Tashkent Supermarket: How a Central Asian Grocer Became a NYC Sensation
Central Asian Tashkent Supermarket Thrives in New York

In the heart of Manhattan's trendy West Village, a new culinary destination is drawing crowds not for avocado toast, but for steaming plov and delicate manty dumplings. Tashkent Supermarket, a chain born from the Central Asian diaspora, has opened its newest and most high-profile location, transforming from a beloved immigrant staple into a bona fide New York City phenomenon.

From Coney Island to the West Village: A Diaspora's Dream

The story begins with a family's longing for home. When Odiljon Tursunov and his relatives arrived from Uzbekistan in the early 2000s, they struggled to find the traditional bread and halal sausages central to their cuisine. Their solution was to create a source themselves. In 2012, in the aftermath of Hurricane Sandy, they launched the first Tashkent Supermarket in Coney Island, naming it for Uzbekistan's capital.

The venture tapped into a growing community. By 2019, over 1.2 million people from former Soviet republics were living in the US, with significant populations in Brooklyn and Queens. Tashkent expanded strategically, opening stores in areas like Brighton Beach and Forest Hills to serve Uzbek, Kazakh, Russian, and Ukrainian immigrants. Misa Khayriddinova, head of accounting and HR, notes the Forest Hills location serves a large Uzbek Bukharian community, while the Brighton Beach store caters to those who settled there in the 1990s.

The chain's growth has been remarkable, expanding from one storefront to five across New York, plus a wholesale sausage company and slaughterhouse in New Jersey.

The Hot Bar That Conquered Social Media

The supermarket's breakthrough into the wider New York consciousness can be pinpointed to one feature: its legendary hot food bar. Since the West Village location opened in March 2025, food bloggers and influencers have flocked to its illuminated warming trays.

Accounts like @sistersnacking and @babytamago have showcased the array of dishes, urging followers to try the plov—a fragrant rice dish with lamb, cumin, and carrots—and the samsas, flaky pastries filled with meat or potato. Even New York mayor-elect Zohran Mamdani has publicly praised Tashkent's manty, the intricately shaped dumplings that are a cornerstone of Central Asian cooking.

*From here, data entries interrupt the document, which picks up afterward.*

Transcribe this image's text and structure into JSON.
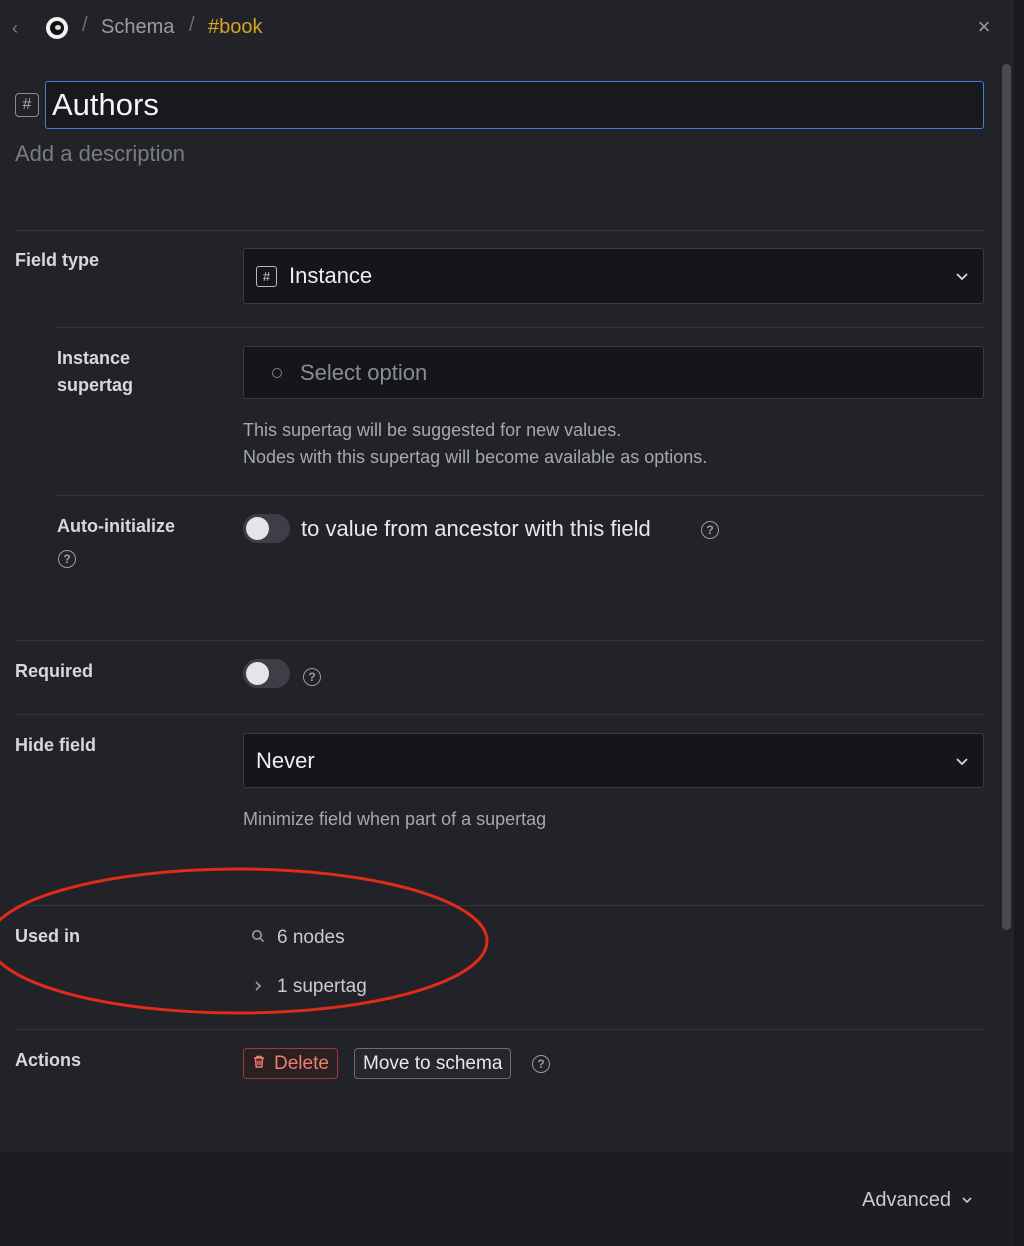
{
  "breadcrumb": {
    "back_glyph": "‹",
    "separator": "/",
    "items": [
      "Schema",
      "#book"
    ]
  },
  "close_glyph": "×",
  "title": {
    "value": "Authors",
    "hash_glyph": "#"
  },
  "description_placeholder": "Add a description",
  "field_type": {
    "label": "Field type",
    "value": "Instance",
    "hash_glyph": "#"
  },
  "instance_supertag": {
    "label_line1": "Instance",
    "label_line2": "supertag",
    "placeholder": "Select option",
    "help_line1": "This supertag will be suggested for new values.",
    "help_line2": "Nodes with this supertag will become available as options."
  },
  "auto_initialize": {
    "label": "Auto-initialize",
    "toggle_text": "to value from ancestor with this field",
    "enabled": false
  },
  "required": {
    "label": "Required",
    "enabled": false
  },
  "hide_field": {
    "label": "Hide field",
    "value": "Never",
    "help": "Minimize field when part of a supertag"
  },
  "used_in": {
    "label": "Used in",
    "nodes": "6 nodes",
    "supertags": "1 supertag"
  },
  "actions": {
    "label": "Actions",
    "delete": "Delete",
    "move": "Move to schema"
  },
  "footer": {
    "advanced": "Advanced"
  },
  "help_glyph": "?",
  "colors": {
    "accent_border": "#3f7fd6",
    "tag_color": "#d3a520",
    "delete_color": "#f17d6a",
    "annotation_red": "#e02a1a"
  }
}
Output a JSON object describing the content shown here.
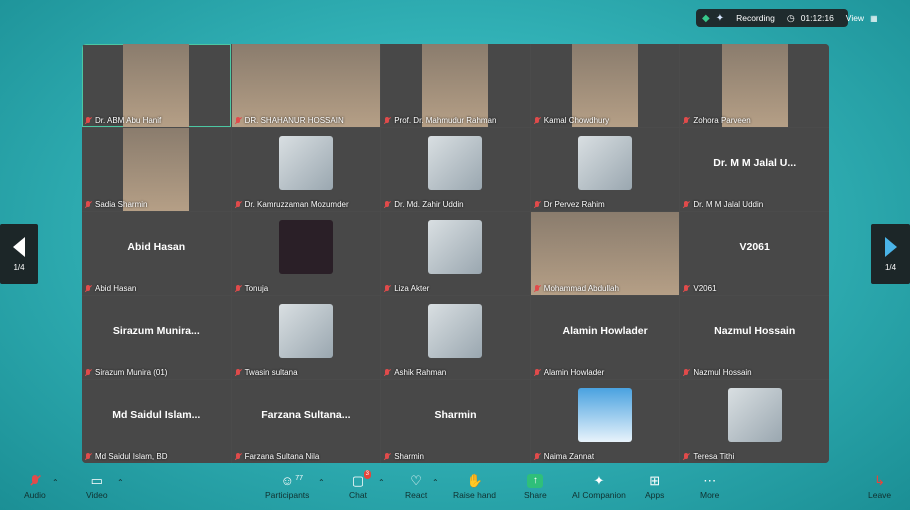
{
  "topbar": {
    "recording_label": "Recording",
    "timer": "01:12:16",
    "view_label": "View"
  },
  "pager": {
    "left": "1/4",
    "right": "1/4"
  },
  "participants": [
    {
      "name": "Dr. ABM Abu Hanif",
      "display": "",
      "kind": "video",
      "active": true
    },
    {
      "name": "DR. SHAHANUR HOSSAIN",
      "display": "",
      "kind": "video-full"
    },
    {
      "name": "Prof. Dr. Mahmudur Rahman",
      "display": "",
      "kind": "video"
    },
    {
      "name": "Kamal Chowdhury",
      "display": "",
      "kind": "video"
    },
    {
      "name": "Zohora Parveen",
      "display": "",
      "kind": "video"
    },
    {
      "name": "Sadia Sharmin",
      "display": "",
      "kind": "video"
    },
    {
      "name": "Dr. Kamruzzaman Mozumder",
      "display": "",
      "kind": "thumb"
    },
    {
      "name": "Dr. Md. Zahir Uddin",
      "display": "",
      "kind": "thumb"
    },
    {
      "name": "Dr Pervez Rahim",
      "display": "",
      "kind": "thumb"
    },
    {
      "name": "Dr. M M Jalal Uddin",
      "display": "Dr. M M Jalal U...",
      "kind": "name"
    },
    {
      "name": "Abid Hasan",
      "display": "Abid Hasan",
      "kind": "name"
    },
    {
      "name": "Tonuja",
      "display": "",
      "kind": "thumb-dark"
    },
    {
      "name": "Liza Akter",
      "display": "",
      "kind": "thumb"
    },
    {
      "name": "Mohammad Abdullah",
      "display": "",
      "kind": "video-full"
    },
    {
      "name": "V2061",
      "display": "V2061",
      "kind": "name"
    },
    {
      "name": "Sirazum Munira (01)",
      "display": "Sirazum Munira...",
      "kind": "name"
    },
    {
      "name": "Twasin sultana",
      "display": "",
      "kind": "thumb"
    },
    {
      "name": "Ashik Rahman",
      "display": "",
      "kind": "thumb"
    },
    {
      "name": "Alamin Howlader",
      "display": "Alamin Howlader",
      "kind": "name"
    },
    {
      "name": "Nazmul Hossain",
      "display": "Nazmul Hossain",
      "kind": "name"
    },
    {
      "name": "Md Saidul Islam, BD",
      "display": "Md Saidul Islam...",
      "kind": "name"
    },
    {
      "name": "Farzana Sultana Nila",
      "display": "Farzana Sultana...",
      "kind": "name"
    },
    {
      "name": "Sharmin",
      "display": "Sharmin",
      "kind": "name"
    },
    {
      "name": "Naima Zannat",
      "display": "",
      "kind": "thumb-sky"
    },
    {
      "name": "Teresa Tithi",
      "display": "",
      "kind": "thumb"
    }
  ],
  "toolbar": {
    "audio": "Audio",
    "video": "Video",
    "participants": "Participants",
    "participants_count": "77",
    "chat": "Chat",
    "chat_badge": "3",
    "react": "React",
    "raise_hand": "Raise hand",
    "share": "Share",
    "ai_companion": "AI Companion",
    "apps": "Apps",
    "more": "More",
    "leave": "Leave"
  },
  "colors": {
    "background": "#33b3b8",
    "grid": "#4b4b4b",
    "muted_mic": "#e14b4b",
    "recording_dot": "#e8443a",
    "active_outline": "#4cc7a3"
  }
}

For many from the region, these foods are deeply nostalgic. "Manty was one of the first dishes my mom taught me to make," shares one Kazakh-born customer, recalling childhood memories of kompot, a drink of simmered fruits, and the honey-soaked dessert chak-chak.

Navigating New Terrain in Manhattan

The move to the West Village represents a strategic shift, catering to an existing customer base while introducing new patrons to Central Asian flavours. However, Manhattan comes with its own challenges. Due to higher real estate costs and the impact of congestion pricing on deliveries, Tashkent raised prices on its hot foods by at least a dollar this year.

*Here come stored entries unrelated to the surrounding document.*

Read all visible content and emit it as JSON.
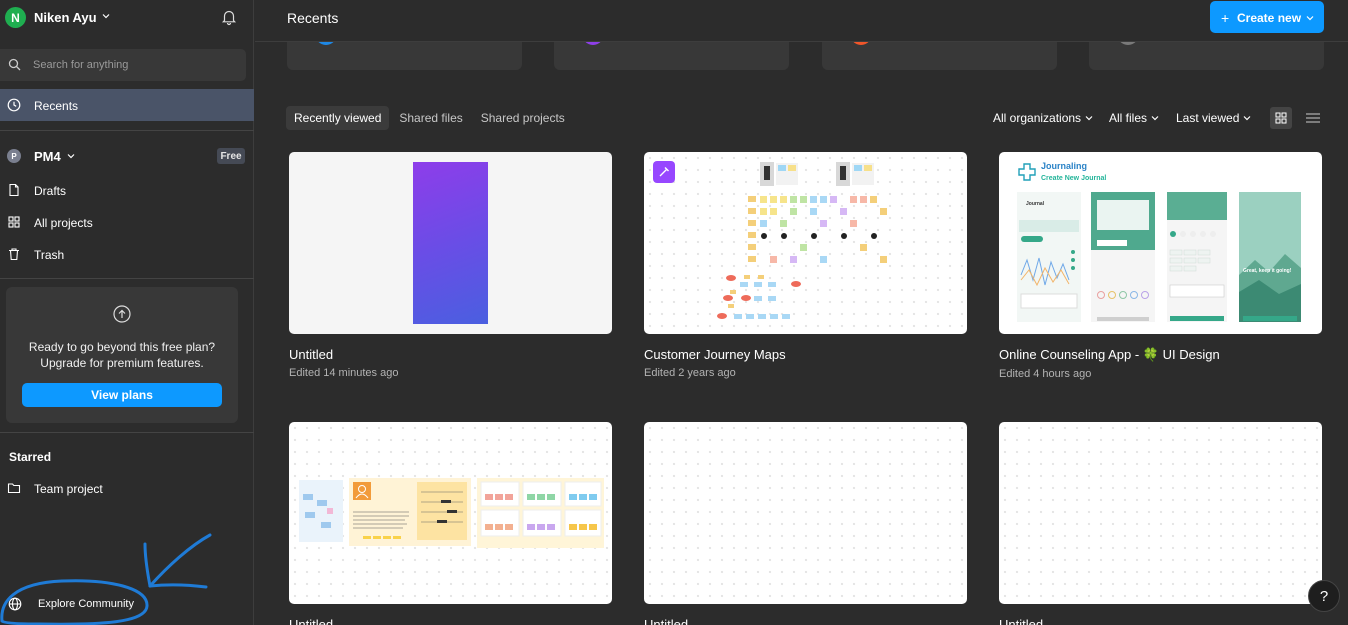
{
  "user": {
    "initial": "N",
    "name": "Niken Ayu"
  },
  "search": {
    "placeholder": "Search for anything"
  },
  "nav": {
    "recents": "Recents",
    "drafts": "Drafts",
    "all_projects": "All projects",
    "trash": "Trash"
  },
  "team": {
    "initial": "P",
    "name": "PM4",
    "badge": "Free"
  },
  "upgrade": {
    "line1": "Ready to go beyond this free plan?",
    "line2": "Upgrade for premium features.",
    "button": "View plans"
  },
  "starred": {
    "title": "Starred",
    "items": [
      "Team project"
    ]
  },
  "explore": {
    "label": "Explore Community"
  },
  "header": {
    "title": "Recents",
    "create": "Create new",
    "create_plus": "+"
  },
  "tabs": [
    "Recently viewed",
    "Shared files",
    "Shared projects"
  ],
  "filters": {
    "organizations": "All organizations",
    "files": "All files",
    "sort": "Last viewed"
  },
  "files": [
    {
      "title": "Untitled",
      "meta": "Edited 14 minutes ago"
    },
    {
      "title": "Customer Journey Maps",
      "meta": "Edited 2 years ago"
    },
    {
      "title": "Online Counseling App - ",
      "title_emoji": "🍀",
      "title_suffix": " UI Design",
      "meta": "Edited 4 hours ago"
    },
    {
      "title": "Untitled",
      "meta": ""
    },
    {
      "title": "Untitled",
      "meta": ""
    },
    {
      "title": "Untitled",
      "meta": ""
    }
  ],
  "journal": {
    "app_title": "Journaling",
    "subtitle": "Create New Journal",
    "screen1": "Journal",
    "screen4": "Great, keep it going!"
  },
  "help": "?",
  "colors": {
    "accent": "#0d99ff",
    "selected_nav": "#4a5468",
    "annotation": "#1f7bd6"
  }
}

Some regulars, like Kazakh immigrant Aziz Muzdybayev, note the Manhattan branch has fewer deals than the Brighton Beach original. Yet, the draw remains powerful. "When [we] miss the food from home and want the food your body is craving, we like driving down to Brighton," Muzdybayev explains, describing a ritual of buying plov and ayran drinks before heading to the beach.

For newcomers like Jesse Badash from Queens, the store is a revelation. "The figs were ridiculously cheap," he remarked during a visit, while appreciating the access to Georgian and Azerbaijani products.

A Fusion of History and Identity on the Shelves

The supermarket's shelves tell a story of geography and history. The chain sources products directly from the former Soviet Union: cheeses from Georgia, bread from Ukraine, and wholesale nuts and raisins from Uzbekistan. This reflects the complex culinary heritage of Central Asia, a region once at the heart of the Silk Road, where nomadic traditions met settled agriculture, and where Soviet rule later reshaped local flavours through collectivisation and shortages.

For Misa Khayriddinova, seeing Tashkent's signature green bags around the city is a point of immense pride. "Central Asia is not well known," she says. "For us to be the first brand to introduce the beautiful taste and authenticity of Uzbeki culture and food is wonderful."

On a Tuesday evening in the West Village, the post-work rush reveals the store's dual identity. Newcomers cautiously inspect herring under a fur coat salad, while long-time patrons fill containers with olivier salad, a New Year's staple. In the crowded aisles, there is a palpable sense of a culture, long folded into the broad narrative of the former USSR, finally asserting its own rich and distinct identity—one delicious dumpling at a time.